SEATTLE — The Seattle City Council approved the city’s 2021 budget with reductions to the police budget, though not as much as activists sought amid mass demonstrations against police brutality over the summer.
The council voted Monday to shrink the budget of the Seattle Police Department by about 18%, which includes cuts to overtime and training, KING-TV reported.
Dozens of vacant jobs will not be filled and 911 dispatchers and parking enforcement will be moved out of police jurisdiction. Millions of dollars will instead go to community programs.
“We’ve crafted a 2021 budget that invests in what we need most - affordable housing, public health measures, community safety, the environment, and economic recovery,” said council member Teresa Mosqueda, chair of the Budget Committee.
Council members opted to approve the hiring of more than 100 police officers while continuing to reduce the budget.
Mayor Jenny Durkan said she plans to sign the budget into law next week. She applauded the council for taking a more deliberate and measured approach to the police budget than she said happened over the summer, when proposed cuts to the 2020 budget led then-police Chief Carmen Best to resign.
Activists, who’ve been marching for months calling for the council to redirect 50% of the police budget, considered Monday’s vote a win but said their work is not finished, The Seattle Times reported.

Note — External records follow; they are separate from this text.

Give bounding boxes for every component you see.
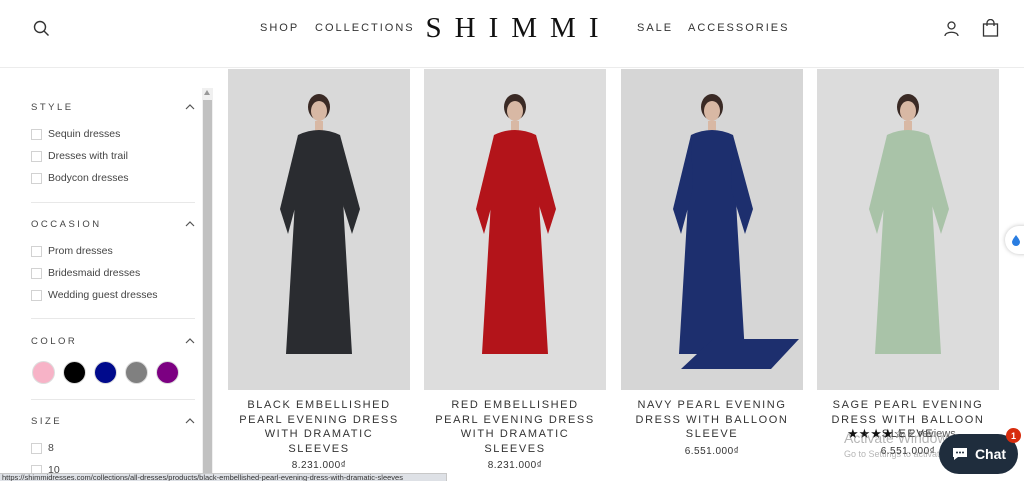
cart-icon[interactable] bbox=[980, 18, 1000, 38]
color-swatch-purple[interactable] bbox=[156, 361, 179, 384]
filter-option[interactable]: Bodycon dresses bbox=[31, 172, 129, 184]
product-image[interactable] bbox=[228, 69, 410, 390]
color-swatch-grey[interactable] bbox=[125, 361, 148, 384]
dress-model-figure bbox=[869, 94, 949, 354]
product-image[interactable] bbox=[817, 69, 999, 390]
nav-sale[interactable]: SALE bbox=[637, 22, 673, 34]
browser-status-url: https://shimmidresses.com/collections/al… bbox=[0, 473, 447, 481]
nav-collections[interactable]: COLLECTIONS bbox=[315, 22, 415, 34]
accessibility-widget[interactable] bbox=[1005, 226, 1024, 254]
product-rating[interactable]: ★★★★☆ 2 reviews bbox=[847, 426, 956, 442]
product-card[interactable]: SAGE PEARL EVENING DRESS WITH BALLOON SL… bbox=[817, 69, 999, 457]
chat-button[interactable]: Chat bbox=[939, 434, 1018, 474]
product-image[interactable] bbox=[424, 69, 606, 390]
divider bbox=[31, 399, 195, 400]
chat-label: Chat bbox=[974, 446, 1007, 462]
divider bbox=[31, 318, 195, 319]
chat-bubble-icon bbox=[952, 448, 967, 460]
dress-model-figure bbox=[673, 94, 799, 369]
nav-accessories[interactable]: ACCESSORIES bbox=[688, 22, 789, 34]
checkbox[interactable] bbox=[31, 442, 42, 454]
filter-option[interactable]: Bridesmaid dresses bbox=[31, 267, 140, 279]
filter-title[interactable]: SIZE bbox=[31, 416, 62, 427]
divider bbox=[31, 202, 195, 203]
sidebar-scrollbar[interactable] bbox=[202, 88, 213, 481]
product-price: 8.231.000₫ bbox=[487, 460, 543, 471]
filter-option[interactable]: Sequin dresses bbox=[31, 128, 120, 140]
color-swatch-navy[interactable] bbox=[94, 361, 117, 384]
product-card[interactable]: BLACK EMBELLISHED PEARL EVENING DRESS WI… bbox=[228, 69, 410, 471]
chevron-up-icon[interactable] bbox=[185, 336, 195, 346]
dress-model-figure bbox=[476, 94, 556, 354]
search-icon[interactable] bbox=[31, 18, 51, 38]
color-swatch-pink[interactable] bbox=[32, 361, 55, 384]
product-name[interactable]: BLACK EMBELLISHED PEARL EVENING DRESS WI… bbox=[228, 398, 410, 456]
site-logo[interactable]: SHIMMI bbox=[413, 12, 612, 44]
color-swatches bbox=[32, 361, 179, 384]
chevron-up-icon[interactable] bbox=[185, 416, 195, 426]
dress-model-figure bbox=[280, 94, 360, 354]
product-card[interactable]: RED EMBELLISHED PEARL EVENING DRESS WITH… bbox=[424, 69, 606, 471]
checkbox[interactable] bbox=[31, 289, 42, 301]
chevron-up-icon[interactable] bbox=[185, 102, 195, 112]
product-price: 8.231.000₫ bbox=[291, 460, 347, 471]
checkbox[interactable] bbox=[31, 172, 42, 184]
checkbox[interactable] bbox=[31, 267, 42, 279]
filter-option[interactable]: 8 bbox=[31, 442, 54, 454]
color-swatch-black[interactable] bbox=[63, 361, 86, 384]
product-name[interactable]: NAVY PEARL EVENING DRESS WITH BALLOON SL… bbox=[621, 398, 803, 442]
product-price: 6.551.000₫ bbox=[684, 445, 740, 457]
scrollbar-thumb[interactable] bbox=[203, 100, 212, 481]
product-card[interactable]: NAVY PEARL EVENING DRESS WITH BALLOON SL… bbox=[621, 69, 803, 457]
checkbox[interactable] bbox=[31, 128, 42, 140]
product-image[interactable] bbox=[621, 69, 803, 390]
filter-title[interactable]: COLOR bbox=[31, 336, 77, 347]
scroll-up-arrow-icon[interactable] bbox=[204, 90, 210, 95]
filter-sidebar: STYLE Sequin dresses Dresses with trail … bbox=[0, 69, 212, 481]
chat-notification-badge: 1 bbox=[1006, 428, 1021, 443]
checkbox[interactable] bbox=[31, 150, 42, 162]
filter-option[interactable]: Dresses with trail bbox=[31, 150, 128, 162]
filter-option[interactable]: Wedding guest dresses bbox=[31, 289, 158, 301]
filter-title[interactable]: OCCASION bbox=[31, 219, 102, 230]
filter-title[interactable]: STYLE bbox=[31, 102, 74, 113]
checkbox[interactable] bbox=[31, 245, 42, 257]
filter-option[interactable]: Prom dresses bbox=[31, 245, 113, 257]
chevron-up-icon[interactable] bbox=[185, 219, 195, 229]
droplet-icon bbox=[1012, 235, 1020, 246]
product-name[interactable]: RED EMBELLISHED PEARL EVENING DRESS WITH… bbox=[424, 398, 606, 456]
rating-stars: ★★★★☆ bbox=[847, 426, 906, 441]
nav-shop[interactable]: SHOP bbox=[260, 22, 299, 34]
site-header: SHOP COLLECTIONS SHIMMI SALE ACCESSORIES bbox=[0, 0, 1024, 68]
account-icon[interactable] bbox=[941, 18, 961, 38]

A “major concerted effort” by advocates and those in the streets should be credited for the initial results, said Nikkita Oliver, an organizer with King County Equity Now and Decriminalize Seattle who leads an arts program for youth involved in the court system.
Mass demonstrations happened in Seattle almost nightly for months in the wake of the police killing of George Floyd in Minneapolis.
Seattle Police Officers Guild president Mike Solan called the City Council “naïve” and said it could take longer for officers to respond to 911 calls.
This budget was more challenging because of a steep decline in revenue caused by the pandemic. Even so, the spending plan includes dollars for COVID-19 testing, food assistance and small business grants.
Durkan said the budget makes the largest single-year investment in homeless services in the city’s history and creates hundreds of new shelter spaces.